India v West Indies, 2nd Test, Mumbai, 2nd day November 15, 2013

Sammy the heartbreaker

N Hunter
Plays of the day for the second day of the second Test between India and West Indies in Mumbai

Ajit Agarkar: A 'glaring' error from the umpire

The heartbreaker
Darren Sammy had promised he would break the hearts of Sachin Tendulkar's fans at the beginning of this series. Today he honoured that word. For the second time in Mumbai, Sammy held onto a brilliant catch of Tendulkar on his home ground when the batsman was in sight of a century. During the 2011-12 tour, when Tendulkar was six runs short of his hundredth international century, Sammy took a blinder at the first slip off Ravi Rampaul. Today it was Narsingh Deonarine, who entered history books as the bowler who would get Tendulkar out for probably the last time in his career.
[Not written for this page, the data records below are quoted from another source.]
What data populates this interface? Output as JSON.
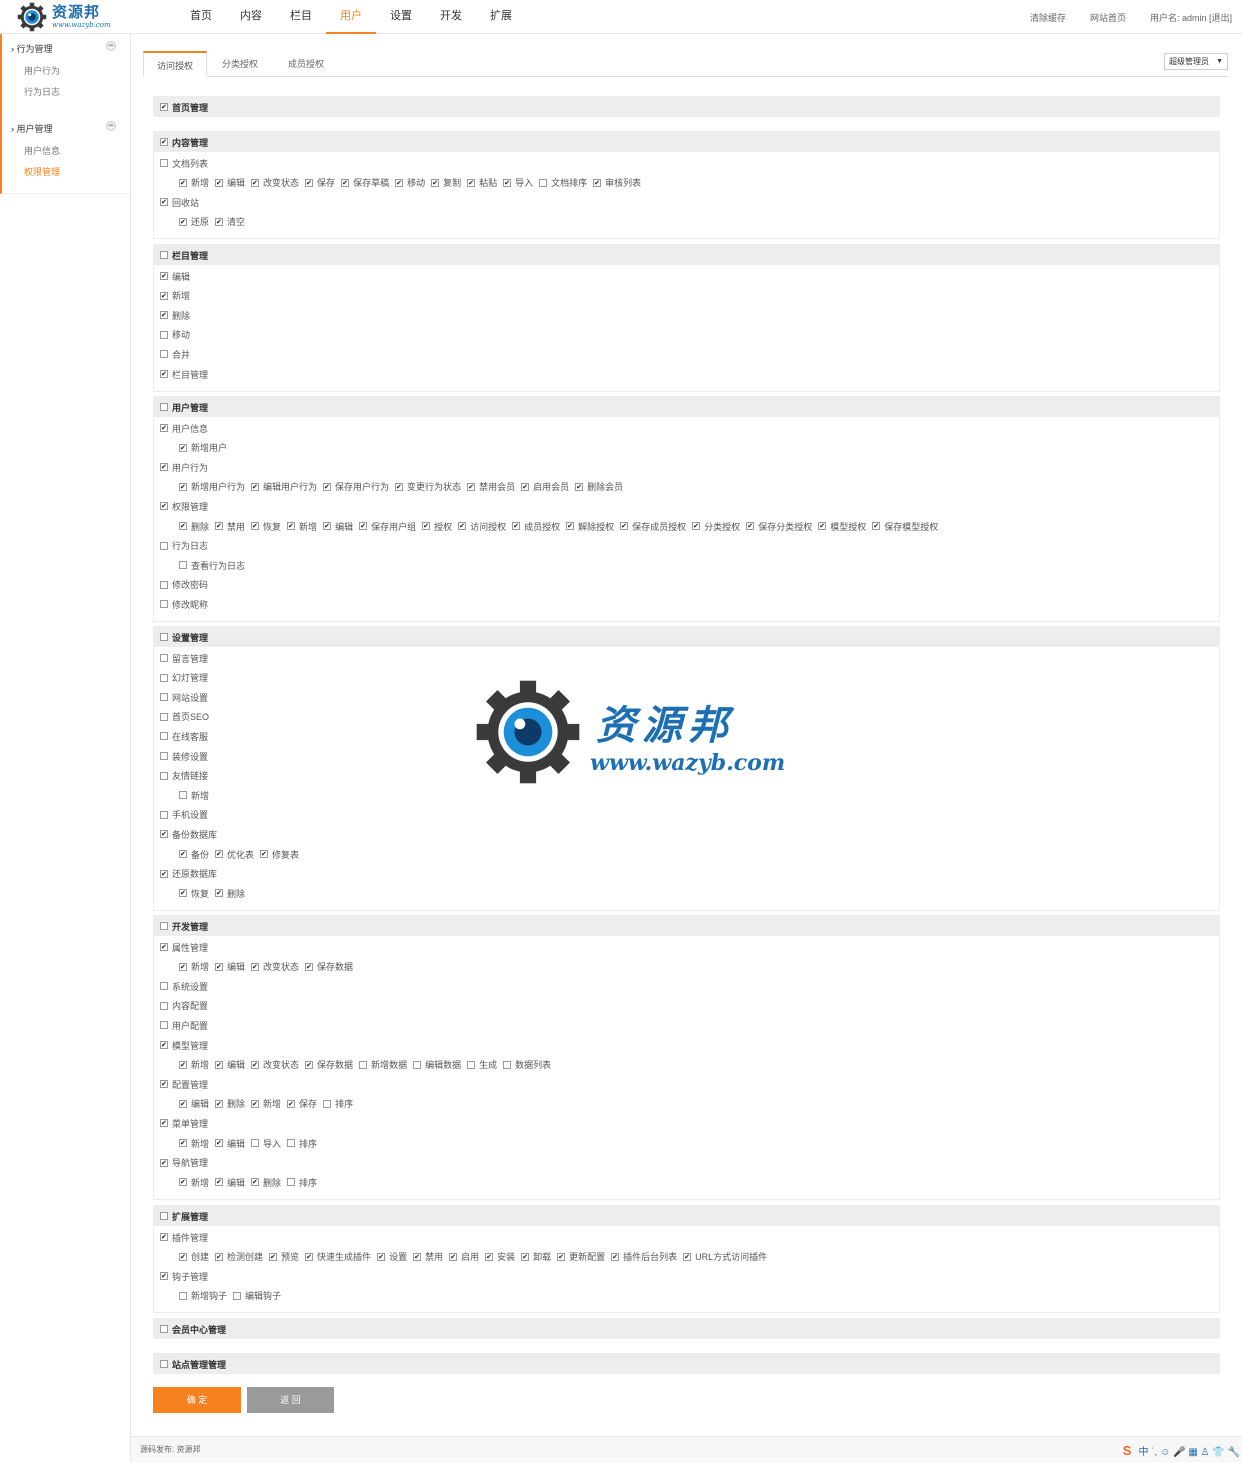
{
  "logo": {
    "name": "资源邦",
    "url": "www.wazyb.com"
  },
  "nav": [
    "首页",
    "内容",
    "栏目",
    "用户",
    "设置",
    "开发",
    "扩展"
  ],
  "nav_active": "用户",
  "toplinks": {
    "clear_cache": "清除缓存",
    "site_home": "网站首页",
    "user": "用户名: admin [退出]"
  },
  "sidebar": {
    "groups": [
      {
        "label": "行为管理",
        "items": [
          "用户行为",
          "行为日志"
        ]
      },
      {
        "label": "用户管理",
        "items": [
          "用户信息",
          "权限管理"
        ]
      }
    ],
    "active_item": "权限管理",
    "collapse_symbol": "−"
  },
  "tabs": [
    "访问授权",
    "分类授权",
    "成员授权"
  ],
  "role_select": "超级管理员",
  "sections": [
    {
      "title": "首页管理",
      "checked": true,
      "rows": []
    },
    {
      "title": "内容管理",
      "checked": true,
      "rows": [
        {
          "label": "文档列表",
          "checked": false,
          "subs": [
            [
              "新增",
              1
            ],
            [
              "编辑",
              1
            ],
            [
              "改变状态",
              1
            ],
            [
              "保存",
              1
            ],
            [
              "保存草稿",
              1
            ],
            [
              "移动",
              1
            ],
            [
              "复制",
              1
            ],
            [
              "粘贴",
              1
            ],
            [
              "导入",
              1
            ],
            [
              "文档排序",
              0
            ],
            [
              "审核列表",
              1
            ]
          ]
        },
        {
          "label": "回收站",
          "checked": true,
          "subs": [
            [
              "还原",
              1
            ],
            [
              "清空",
              1
            ]
          ]
        }
      ]
    },
    {
      "title": "栏目管理",
      "checked": false,
      "rows": [
        {
          "label": "编辑",
          "checked": true
        },
        {
          "label": "新增",
          "checked": true
        },
        {
          "label": "删除",
          "checked": true
        },
        {
          "label": "移动",
          "checked": false
        },
        {
          "label": "合并",
          "checked": false
        },
        {
          "label": "栏目管理",
          "checked": true
        }
      ]
    },
    {
      "title": "用户管理",
      "checked": false,
      "rows": [
        {
          "label": "用户信息",
          "checked": true,
          "subs": [
            [
              "新增用户",
              1
            ]
          ]
        },
        {
          "label": "用户行为",
          "checked": true,
          "subs": [
            [
              "新增用户行为",
              1
            ],
            [
              "编辑用户行为",
              1
            ],
            [
              "保存用户行为",
              1
            ],
            [
              "变更行为状态",
              1
            ],
            [
              "禁用会员",
              1
            ],
            [
              "启用会员",
              1
            ],
            [
              "删除会员",
              1
            ]
          ]
        },
        {
          "label": "权限管理",
          "checked": true,
          "subs": [
            [
              "删除",
              1
            ],
            [
              "禁用",
              1
            ],
            [
              "恢复",
              1
            ],
            [
              "新增",
              1
            ],
            [
              "编辑",
              1
            ],
            [
              "保存用户组",
              1
            ],
            [
              "授权",
              1
            ],
            [
              "访问授权",
              1
            ],
            [
              "成员授权",
              1
            ],
            [
              "解除授权",
              1
            ],
            [
              "保存成员授权",
              1
            ],
            [
              "分类授权",
              1
            ],
            [
              "保存分类授权",
              1
            ],
            [
              "模型授权",
              1
            ],
            [
              "保存模型授权",
              1
            ]
          ]
        },
        {
          "label": "行为日志",
          "checked": false,
          "subs": [
            [
              "查看行为日志",
              0
            ]
          ]
        },
        {
          "label": "修改密码",
          "checked": false
        },
        {
          "label": "修改昵称",
          "checked": false
        }
      ]
    },
    {
      "title": "设置管理",
      "checked": false,
      "rows": [
        {
          "label": "留言管理",
          "checked": false
        },
        {
          "label": "幻灯管理",
          "checked": false
        },
        {
          "label": "网站设置",
          "checked": false
        },
        {
          "label": "首页SEO",
          "checked": false
        },
        {
          "label": "在线客服",
          "checked": false
        },
        {
          "label": "装修设置",
          "checked": false
        },
        {
          "label": "友情链接",
          "checked": false,
          "subs": [
            [
              "新增",
              0
            ]
          ]
        },
        {
          "label": "手机设置",
          "checked": false
        },
        {
          "label": "备份数据库",
          "checked": true,
          "subs": [
            [
              "备份",
              1
            ],
            [
              "优化表",
              1
            ],
            [
              "修复表",
              1
            ]
          ]
        },
        {
          "label": "还原数据库",
          "checked": true,
          "subs": [
            [
              "恢复",
              1
            ],
            [
              "删除",
              1
            ]
          ]
        }
      ]
    },
    {
      "title": "开发管理",
      "checked": false,
      "rows": [
        {
          "label": "属性管理",
          "checked": true,
          "subs": [
            [
              "新增",
              1
            ],
            [
              "编辑",
              1
            ],
            [
              "改变状态",
              1
            ],
            [
              "保存数据",
              1
            ]
          ]
        },
        {
          "label": "系统设置",
          "checked": false
        },
        {
          "label": "内容配置",
          "checked": false
        },
        {
          "label": "用户配置",
          "checked": false
        },
        {
          "label": "模型管理",
          "checked": true,
          "subs": [
            [
              "新增",
              1
            ],
            [
              "编辑",
              1
            ],
            [
              "改变状态",
              1
            ],
            [
              "保存数据",
              1
            ],
            [
              "新增数据",
              0
            ],
            [
              "编辑数据",
              0
            ],
            [
              "生成",
              0
            ],
            [
              "数据列表",
              0
            ]
          ]
        },
        {
          "label": "配置管理",
          "checked": true,
          "subs": [
            [
              "编辑",
              1
            ],
            [
              "删除",
              1
            ],
            [
              "新增",
              1
            ],
            [
              "保存",
              1
            ],
            [
              "排序",
              0
            ]
          ]
        },
        {
          "label": "菜单管理",
          "checked": true,
          "subs": [
            [
              "新增",
              1
            ],
            [
              "编辑",
              1
            ],
            [
              "导入",
              0
            ],
            [
              "排序",
              0
            ]
          ]
        },
        {
          "label": "导航管理",
          "checked": true,
          "subs": [
            [
              "新增",
              1
            ],
            [
              "编辑",
              1
            ],
            [
              "删除",
              1
            ],
            [
              "排序",
              0
            ]
          ]
        }
      ]
    },
    {
      "title": "扩展管理",
      "checked": false,
      "rows": [
        {
          "label": "插件管理",
          "checked": true,
          "subs": [
            [
              "创建",
              1
            ],
            [
              "检测创建",
              1
            ],
            [
              "预览",
              1
            ],
            [
              "快速生成插件",
              1
            ],
            [
              "设置",
              1
            ],
            [
              "禁用",
              1
            ],
            [
              "启用",
              1
            ],
            [
              "安装",
              1
            ],
            [
              "卸载",
              1
            ],
            [
              "更新配置",
              1
            ],
            [
              "插件后台列表",
              1
            ],
            [
              "URL方式访问插件",
              1
            ]
          ]
        },
        {
          "label": "钩子管理",
          "checked": true,
          "subs": [
            [
              "新增钩子",
              0
            ],
            [
              "编辑钩子",
              0
            ]
          ]
        }
      ]
    },
    {
      "title": "会员中心管理",
      "checked": false,
      "rows": []
    },
    {
      "title": "站点管理管理",
      "checked": false,
      "rows": []
    }
  ],
  "buttons": {
    "ok": "确 定",
    "back": "返 回"
  },
  "footer": "源码发布: 资源邦",
  "watermark": {
    "cn": "资源邦",
    "url": "www.wazyb.com"
  },
  "ime": {
    "logo": "S",
    "text": "中 ˙, ☺ 🎤 ▦ ♙ 👕 🔧"
  }
}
As Tendulkar tried to cut Deonarine, the ball jumped on him and Sammy intercepted take a spectacular catch in front of his face, silencing the Wankhede for the second time.

The mistake
Shane Shillingford was getting good bounce and getting the ball to fly off batsmen's edges. In the previous over, he had been unlucky when Kieran Powell failed to latch onto a low chance to his right as the ball came to him at boot-lace height. Shillingford was disappointed and annoyed. In his following over he delivered a perfect off break that pitched on off. However the bounce off the pitch forced an edge off Cheteshwar Pujara's bat which Powell at forward short leg dived forward to hold onto. Shillingford angrily thumped his foot a couple of times onto the ground and celebrated what he thought was a deserving wicket. Pujara did not move. Nigel Llong and the Richard Kettleborough, the on-field umpires, could not decide and passed the decision to the TV umpire Vineet Kulkarni. Replays from all angles clearly indicated Powell had got his fingers well under the ball. Kulkarni thought it was not conclusive. Pujara was 76 and ended up making his fifth Test century.

The bunny
Tino Best 2. MS Dhoni 0. For the second time this series, the West Indies fast bowler got the better of the Indian captain with relative ease. Sammy made a smart move to bring Best on as soon as Dhoni walked in. In Kolkata it was the brilliant seam movement that had induced an edge off Dhoni. Best used the same trick to defeat his opponent. His first ball to Dhoni was on the off stump and moving away. Dhoni attempted to play at it, but was squared up. Next ball: similar length, on the fourth stump and again moving away. This time Dhoni went for the shot and the outside edge went straight to Sammy at second slip. As Dhoni walked swiftly back, Best kissed his collar and then started the pile driver with four punches to the ground with his right hand.

The enquiry
Shannon Gabriel got his first wicket of the series when R Ashwin mistimed a pull and the top edge was gladly accepted by the bowler. As he rushed to his team-mates to celebrate the wicket, umpire Kettleborough signaled to the third umpire to check the no ball. Replays showed Gabriel's foot was well inside the popping crease. When Sammy enquired of the umpires if it was necessary to go upstairs, Llong indicated that it was not possible for his partner to see clearly as he was blinded by the sun.

The assumption
In the end Llong redeemed some pride for the umpires when he rightly asked Kulkarni to check whether Shillingford had bowled a no ball even as the West Indies celebrated the final Indian wicket of Rohit Sharma, whose slog was taken by Deonarine at deep midwicket. Even as Llong was talking to the third umpire, Sammy and the rest of the West Indies players were trudging back towards the dressing room. Someone had even knocked out the bails at the Pavilion End where Rohit was batting. When the verdict came, Kettleborough lodged the bails back as Rohit took fresh guard. The West Indies players returned to their positions with disbelief and frustration.